By Mbono Mdluli | 2018-06-15
Government is faced with a financial crisis.
As a result, Minister for Finance Martin Dlamini has come out to ask for solutions from MPs on the bad state of the economy in the country. Dlamini said this yesterday in the House of Assembly, where he stated that government’s cash flow was very negative. He said government tried to reduce the budget deficit by 6.9 per cent in the budget for 2018/2019.

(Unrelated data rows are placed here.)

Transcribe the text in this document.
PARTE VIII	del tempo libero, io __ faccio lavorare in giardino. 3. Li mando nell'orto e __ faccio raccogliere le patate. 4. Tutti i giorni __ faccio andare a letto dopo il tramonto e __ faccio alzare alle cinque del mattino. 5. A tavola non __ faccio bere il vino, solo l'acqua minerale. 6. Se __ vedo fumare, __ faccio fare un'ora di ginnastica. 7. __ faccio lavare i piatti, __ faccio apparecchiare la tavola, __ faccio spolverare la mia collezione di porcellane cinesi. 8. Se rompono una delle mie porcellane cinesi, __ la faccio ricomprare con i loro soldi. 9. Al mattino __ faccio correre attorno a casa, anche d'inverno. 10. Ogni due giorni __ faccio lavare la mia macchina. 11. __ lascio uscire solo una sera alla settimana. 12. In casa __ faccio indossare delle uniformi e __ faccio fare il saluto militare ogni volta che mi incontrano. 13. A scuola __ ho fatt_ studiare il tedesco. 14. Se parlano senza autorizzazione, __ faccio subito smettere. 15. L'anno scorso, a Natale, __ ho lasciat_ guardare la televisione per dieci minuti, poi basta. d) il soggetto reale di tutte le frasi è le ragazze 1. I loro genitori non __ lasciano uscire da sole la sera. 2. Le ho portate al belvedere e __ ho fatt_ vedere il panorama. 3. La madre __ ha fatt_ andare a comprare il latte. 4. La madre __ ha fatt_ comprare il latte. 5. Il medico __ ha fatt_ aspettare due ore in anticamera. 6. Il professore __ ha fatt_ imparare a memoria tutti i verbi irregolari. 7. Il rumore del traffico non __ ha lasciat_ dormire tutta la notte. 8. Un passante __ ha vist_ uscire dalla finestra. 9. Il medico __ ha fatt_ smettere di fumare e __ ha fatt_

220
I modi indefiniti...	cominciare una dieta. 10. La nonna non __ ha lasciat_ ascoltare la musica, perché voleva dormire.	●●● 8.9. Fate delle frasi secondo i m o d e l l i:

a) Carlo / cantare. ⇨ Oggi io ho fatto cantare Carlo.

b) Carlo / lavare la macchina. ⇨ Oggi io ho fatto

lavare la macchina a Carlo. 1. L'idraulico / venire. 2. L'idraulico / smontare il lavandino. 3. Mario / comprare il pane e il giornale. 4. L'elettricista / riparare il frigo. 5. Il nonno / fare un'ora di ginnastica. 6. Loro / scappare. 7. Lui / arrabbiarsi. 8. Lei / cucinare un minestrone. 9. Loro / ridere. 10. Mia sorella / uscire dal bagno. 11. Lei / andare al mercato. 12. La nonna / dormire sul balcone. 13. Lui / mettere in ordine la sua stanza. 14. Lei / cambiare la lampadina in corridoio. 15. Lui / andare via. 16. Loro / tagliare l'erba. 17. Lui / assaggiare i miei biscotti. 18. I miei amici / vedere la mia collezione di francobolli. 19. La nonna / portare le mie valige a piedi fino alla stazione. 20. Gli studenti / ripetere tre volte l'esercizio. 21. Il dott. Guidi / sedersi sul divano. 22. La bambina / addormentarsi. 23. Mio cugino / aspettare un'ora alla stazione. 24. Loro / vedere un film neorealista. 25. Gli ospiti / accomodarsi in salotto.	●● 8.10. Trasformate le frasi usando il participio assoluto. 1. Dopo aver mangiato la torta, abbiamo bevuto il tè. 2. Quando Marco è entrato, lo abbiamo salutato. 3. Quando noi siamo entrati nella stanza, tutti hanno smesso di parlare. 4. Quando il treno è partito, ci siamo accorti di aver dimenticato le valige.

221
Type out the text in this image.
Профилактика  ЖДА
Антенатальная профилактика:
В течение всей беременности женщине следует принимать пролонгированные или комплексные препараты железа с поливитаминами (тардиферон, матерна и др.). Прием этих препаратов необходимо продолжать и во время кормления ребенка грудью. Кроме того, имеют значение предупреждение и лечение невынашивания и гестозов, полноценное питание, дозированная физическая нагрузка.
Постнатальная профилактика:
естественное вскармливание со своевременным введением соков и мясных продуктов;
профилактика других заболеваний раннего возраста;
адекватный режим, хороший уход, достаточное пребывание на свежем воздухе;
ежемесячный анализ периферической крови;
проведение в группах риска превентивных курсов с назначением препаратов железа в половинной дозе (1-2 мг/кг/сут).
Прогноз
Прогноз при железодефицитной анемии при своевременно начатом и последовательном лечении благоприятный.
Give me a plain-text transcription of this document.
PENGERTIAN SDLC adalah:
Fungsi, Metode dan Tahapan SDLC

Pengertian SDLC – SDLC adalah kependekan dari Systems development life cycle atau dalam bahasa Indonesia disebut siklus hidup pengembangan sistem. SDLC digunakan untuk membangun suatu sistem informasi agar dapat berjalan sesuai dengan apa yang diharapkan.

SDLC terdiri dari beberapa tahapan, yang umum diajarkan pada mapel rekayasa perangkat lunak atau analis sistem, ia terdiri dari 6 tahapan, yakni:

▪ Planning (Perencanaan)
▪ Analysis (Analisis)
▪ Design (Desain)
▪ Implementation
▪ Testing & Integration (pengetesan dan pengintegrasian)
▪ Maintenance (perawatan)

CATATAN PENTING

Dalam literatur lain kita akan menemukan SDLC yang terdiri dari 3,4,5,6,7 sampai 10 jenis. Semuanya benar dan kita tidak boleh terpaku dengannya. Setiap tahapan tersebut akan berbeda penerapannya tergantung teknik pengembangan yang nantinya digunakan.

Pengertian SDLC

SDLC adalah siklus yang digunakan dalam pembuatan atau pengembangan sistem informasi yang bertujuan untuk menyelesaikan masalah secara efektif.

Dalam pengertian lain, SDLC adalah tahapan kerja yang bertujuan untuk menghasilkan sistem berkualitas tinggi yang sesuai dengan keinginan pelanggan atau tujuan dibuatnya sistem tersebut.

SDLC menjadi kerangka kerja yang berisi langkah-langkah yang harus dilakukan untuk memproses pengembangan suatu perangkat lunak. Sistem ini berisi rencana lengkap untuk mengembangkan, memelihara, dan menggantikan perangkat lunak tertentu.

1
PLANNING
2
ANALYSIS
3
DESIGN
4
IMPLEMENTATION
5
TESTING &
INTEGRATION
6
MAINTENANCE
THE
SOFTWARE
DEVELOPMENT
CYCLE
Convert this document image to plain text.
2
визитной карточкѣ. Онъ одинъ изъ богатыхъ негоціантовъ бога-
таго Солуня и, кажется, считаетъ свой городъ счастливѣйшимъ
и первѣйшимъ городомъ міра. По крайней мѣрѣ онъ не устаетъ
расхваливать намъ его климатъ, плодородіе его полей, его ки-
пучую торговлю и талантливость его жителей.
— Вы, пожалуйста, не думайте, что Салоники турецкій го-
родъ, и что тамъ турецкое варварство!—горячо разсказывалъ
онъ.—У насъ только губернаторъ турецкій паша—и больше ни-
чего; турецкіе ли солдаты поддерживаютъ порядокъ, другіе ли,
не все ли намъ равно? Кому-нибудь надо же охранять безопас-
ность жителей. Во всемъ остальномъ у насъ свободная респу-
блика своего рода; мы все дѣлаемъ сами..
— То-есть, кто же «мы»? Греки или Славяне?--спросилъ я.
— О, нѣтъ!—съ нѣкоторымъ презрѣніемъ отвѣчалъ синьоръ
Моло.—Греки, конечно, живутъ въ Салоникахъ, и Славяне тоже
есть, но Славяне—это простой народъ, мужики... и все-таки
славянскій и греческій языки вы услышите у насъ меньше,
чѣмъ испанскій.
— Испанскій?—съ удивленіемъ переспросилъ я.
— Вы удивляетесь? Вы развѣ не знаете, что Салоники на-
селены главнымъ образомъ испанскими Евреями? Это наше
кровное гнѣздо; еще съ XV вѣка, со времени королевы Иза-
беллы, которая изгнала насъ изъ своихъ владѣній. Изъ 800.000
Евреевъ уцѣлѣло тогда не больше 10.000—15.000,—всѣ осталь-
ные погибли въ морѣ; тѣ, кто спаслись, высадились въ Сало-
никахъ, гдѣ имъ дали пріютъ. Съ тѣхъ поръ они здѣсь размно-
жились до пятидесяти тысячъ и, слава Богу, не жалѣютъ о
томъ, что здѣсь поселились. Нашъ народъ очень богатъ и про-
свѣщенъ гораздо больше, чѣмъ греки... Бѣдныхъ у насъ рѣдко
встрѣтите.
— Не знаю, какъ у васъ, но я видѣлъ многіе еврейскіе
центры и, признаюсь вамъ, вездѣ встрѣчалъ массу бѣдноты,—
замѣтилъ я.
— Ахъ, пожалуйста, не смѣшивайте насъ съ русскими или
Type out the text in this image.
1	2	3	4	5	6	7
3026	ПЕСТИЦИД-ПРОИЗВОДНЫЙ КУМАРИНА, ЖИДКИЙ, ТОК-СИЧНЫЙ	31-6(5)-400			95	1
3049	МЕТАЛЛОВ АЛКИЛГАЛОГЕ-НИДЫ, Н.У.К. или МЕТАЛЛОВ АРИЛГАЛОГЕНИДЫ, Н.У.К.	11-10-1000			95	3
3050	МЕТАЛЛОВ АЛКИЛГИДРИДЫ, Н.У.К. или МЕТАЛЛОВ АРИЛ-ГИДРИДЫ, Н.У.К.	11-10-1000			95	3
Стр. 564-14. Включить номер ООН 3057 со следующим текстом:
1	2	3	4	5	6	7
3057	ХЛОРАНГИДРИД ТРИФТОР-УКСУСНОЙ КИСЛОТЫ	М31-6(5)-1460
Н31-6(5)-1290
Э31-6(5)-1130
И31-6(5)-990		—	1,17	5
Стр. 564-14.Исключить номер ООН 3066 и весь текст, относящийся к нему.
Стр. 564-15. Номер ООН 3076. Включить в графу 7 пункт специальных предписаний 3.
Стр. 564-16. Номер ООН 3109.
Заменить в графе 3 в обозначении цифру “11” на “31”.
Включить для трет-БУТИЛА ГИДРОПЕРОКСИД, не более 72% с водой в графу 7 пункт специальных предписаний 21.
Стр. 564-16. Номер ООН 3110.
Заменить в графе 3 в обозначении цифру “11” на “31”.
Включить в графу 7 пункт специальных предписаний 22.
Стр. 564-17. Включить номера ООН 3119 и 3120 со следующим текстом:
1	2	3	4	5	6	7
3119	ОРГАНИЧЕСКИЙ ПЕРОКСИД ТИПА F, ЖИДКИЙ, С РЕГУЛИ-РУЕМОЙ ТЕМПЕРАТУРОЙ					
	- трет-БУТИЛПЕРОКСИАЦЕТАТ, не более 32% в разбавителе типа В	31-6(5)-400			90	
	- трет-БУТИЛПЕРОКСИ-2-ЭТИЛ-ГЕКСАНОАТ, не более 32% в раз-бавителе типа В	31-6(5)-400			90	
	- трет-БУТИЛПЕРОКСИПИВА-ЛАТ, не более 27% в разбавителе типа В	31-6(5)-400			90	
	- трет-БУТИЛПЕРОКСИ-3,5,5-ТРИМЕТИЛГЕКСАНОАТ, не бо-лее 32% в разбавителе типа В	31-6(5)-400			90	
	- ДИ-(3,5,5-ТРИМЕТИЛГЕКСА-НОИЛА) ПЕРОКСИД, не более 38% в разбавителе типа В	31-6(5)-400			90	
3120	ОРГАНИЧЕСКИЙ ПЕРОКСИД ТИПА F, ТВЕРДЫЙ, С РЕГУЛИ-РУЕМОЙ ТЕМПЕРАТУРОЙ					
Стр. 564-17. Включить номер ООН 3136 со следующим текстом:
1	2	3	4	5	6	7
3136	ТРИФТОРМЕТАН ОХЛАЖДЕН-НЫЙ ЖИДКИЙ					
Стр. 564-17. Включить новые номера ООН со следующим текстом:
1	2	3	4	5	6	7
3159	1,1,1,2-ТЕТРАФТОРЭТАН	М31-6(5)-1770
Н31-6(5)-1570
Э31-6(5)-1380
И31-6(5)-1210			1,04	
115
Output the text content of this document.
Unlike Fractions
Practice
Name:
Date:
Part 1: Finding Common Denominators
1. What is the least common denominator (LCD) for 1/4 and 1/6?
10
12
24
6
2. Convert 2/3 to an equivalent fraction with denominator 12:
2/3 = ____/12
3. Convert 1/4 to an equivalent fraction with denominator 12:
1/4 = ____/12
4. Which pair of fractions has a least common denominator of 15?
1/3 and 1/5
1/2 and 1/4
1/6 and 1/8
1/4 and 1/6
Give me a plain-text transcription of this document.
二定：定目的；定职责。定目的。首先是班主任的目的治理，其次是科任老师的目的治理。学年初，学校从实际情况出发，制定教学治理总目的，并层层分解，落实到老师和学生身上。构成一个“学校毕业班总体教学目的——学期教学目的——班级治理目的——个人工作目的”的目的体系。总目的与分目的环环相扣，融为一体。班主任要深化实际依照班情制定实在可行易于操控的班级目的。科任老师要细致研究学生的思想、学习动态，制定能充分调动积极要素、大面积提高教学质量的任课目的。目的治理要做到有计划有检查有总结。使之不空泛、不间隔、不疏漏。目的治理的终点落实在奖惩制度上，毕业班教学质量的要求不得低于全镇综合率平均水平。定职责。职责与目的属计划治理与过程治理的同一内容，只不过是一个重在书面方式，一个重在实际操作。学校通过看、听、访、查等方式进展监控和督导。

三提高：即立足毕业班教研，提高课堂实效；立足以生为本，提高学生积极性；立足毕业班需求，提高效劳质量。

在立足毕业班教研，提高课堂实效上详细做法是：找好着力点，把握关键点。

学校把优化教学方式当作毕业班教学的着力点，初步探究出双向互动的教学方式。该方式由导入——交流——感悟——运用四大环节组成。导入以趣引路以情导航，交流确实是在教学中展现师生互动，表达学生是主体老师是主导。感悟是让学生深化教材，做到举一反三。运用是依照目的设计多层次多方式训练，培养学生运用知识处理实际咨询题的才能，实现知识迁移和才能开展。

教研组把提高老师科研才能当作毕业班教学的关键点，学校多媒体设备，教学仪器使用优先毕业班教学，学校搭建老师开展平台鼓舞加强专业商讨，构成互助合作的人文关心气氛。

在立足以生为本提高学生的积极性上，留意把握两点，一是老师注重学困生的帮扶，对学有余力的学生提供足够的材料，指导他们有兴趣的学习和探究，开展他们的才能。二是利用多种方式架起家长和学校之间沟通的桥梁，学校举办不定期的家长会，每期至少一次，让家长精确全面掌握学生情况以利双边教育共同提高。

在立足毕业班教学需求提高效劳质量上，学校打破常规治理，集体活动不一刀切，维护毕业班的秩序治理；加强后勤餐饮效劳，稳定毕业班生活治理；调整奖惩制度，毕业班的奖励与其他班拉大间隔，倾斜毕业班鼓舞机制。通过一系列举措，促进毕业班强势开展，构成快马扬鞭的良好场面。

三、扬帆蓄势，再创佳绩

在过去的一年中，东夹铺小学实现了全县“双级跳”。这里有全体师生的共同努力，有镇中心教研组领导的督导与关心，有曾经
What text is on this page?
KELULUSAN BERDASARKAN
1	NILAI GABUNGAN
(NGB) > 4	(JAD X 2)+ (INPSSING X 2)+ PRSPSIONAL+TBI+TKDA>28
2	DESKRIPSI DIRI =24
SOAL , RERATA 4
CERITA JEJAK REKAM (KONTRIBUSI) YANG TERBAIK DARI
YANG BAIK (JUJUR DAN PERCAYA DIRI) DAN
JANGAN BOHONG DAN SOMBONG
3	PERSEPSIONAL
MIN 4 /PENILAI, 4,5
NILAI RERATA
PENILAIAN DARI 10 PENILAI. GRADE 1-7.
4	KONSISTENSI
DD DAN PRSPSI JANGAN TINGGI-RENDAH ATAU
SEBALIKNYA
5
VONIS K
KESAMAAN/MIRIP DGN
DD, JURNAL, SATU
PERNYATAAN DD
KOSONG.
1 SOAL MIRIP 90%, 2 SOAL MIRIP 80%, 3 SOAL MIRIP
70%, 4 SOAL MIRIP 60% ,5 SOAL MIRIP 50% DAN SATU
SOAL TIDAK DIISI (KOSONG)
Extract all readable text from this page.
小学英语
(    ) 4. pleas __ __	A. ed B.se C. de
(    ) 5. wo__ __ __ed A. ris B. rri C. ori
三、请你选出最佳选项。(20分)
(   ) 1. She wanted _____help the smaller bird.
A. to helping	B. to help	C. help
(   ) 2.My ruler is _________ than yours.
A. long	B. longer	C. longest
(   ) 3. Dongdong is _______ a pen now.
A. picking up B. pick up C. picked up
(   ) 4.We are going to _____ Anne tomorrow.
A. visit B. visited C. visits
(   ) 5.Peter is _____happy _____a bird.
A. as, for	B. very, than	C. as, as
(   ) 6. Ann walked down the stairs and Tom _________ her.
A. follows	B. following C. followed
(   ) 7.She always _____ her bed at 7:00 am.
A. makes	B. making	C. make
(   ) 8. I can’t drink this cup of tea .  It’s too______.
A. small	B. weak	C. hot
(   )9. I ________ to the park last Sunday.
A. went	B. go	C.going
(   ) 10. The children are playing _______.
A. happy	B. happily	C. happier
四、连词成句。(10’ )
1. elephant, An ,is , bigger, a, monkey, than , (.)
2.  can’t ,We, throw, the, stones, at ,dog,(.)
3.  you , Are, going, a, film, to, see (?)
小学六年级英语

“Three main items in the budget which constitute salaries (E7.7 billion), transfers to government-subvented enterprises (E5.8 billion), and statutory expenditure including debt service (E2.3 billion) add up to E16 billion, which is total to the revenue available,” Dlamini said. He said the situation meant that the budget would already go unbalanced before a provision of capital expenditure and other critical goods and services such as rentals and drugs. The projected cash flow deficit by the end of the present financial year would be E7.1 billion. As at March 31, 2018, government arrears stood at E3.28 billion. He said if he were to assume full execution of the 2017/2018 and 2018/2019 budgets, projections would indicate exponential growth in the arrears stock. The cash balance at the end of the first quarter was expected to be negative and continue growing through the year, despite the receipt of SACU revenue at the start of each quarter. In accordance with government’s public debt position and on consideration of the domestic debt issuance and maturities, it would be unlikely that treasury Bills and Bond issuance would improve the cash flow for government operations in the coming financial year. Dlamini further mentioned that government’s cash flow position had an enormous impact on the payment of government’s trading partners, including suppliers and contractors, as well as government’s overall ability to meet its priority expenditure obligations such as salaries, debt service, statutory payments and transfers. For the month of June alone, a total of E1.1 billion was required to settle priority expenditure that could not be postponed. Of this amount, E702 million was for June salaries (including payment of on-call allowances of E56 million), E363 million was for outstanding deductions for pensions and cooperatives due in May 2018. The minister said government tries everything possible to make sure that in spite of the cash flow challenges, priority payment such as salaries and other statutory transfers like elderly grants were met. Dlamini said it was essential that government reduced its spending to financeable levels by identifying areas for possible cuts and cost-saving. This would, however, require a supplementary budget to reduce the Appropriation Act for 2018/2019.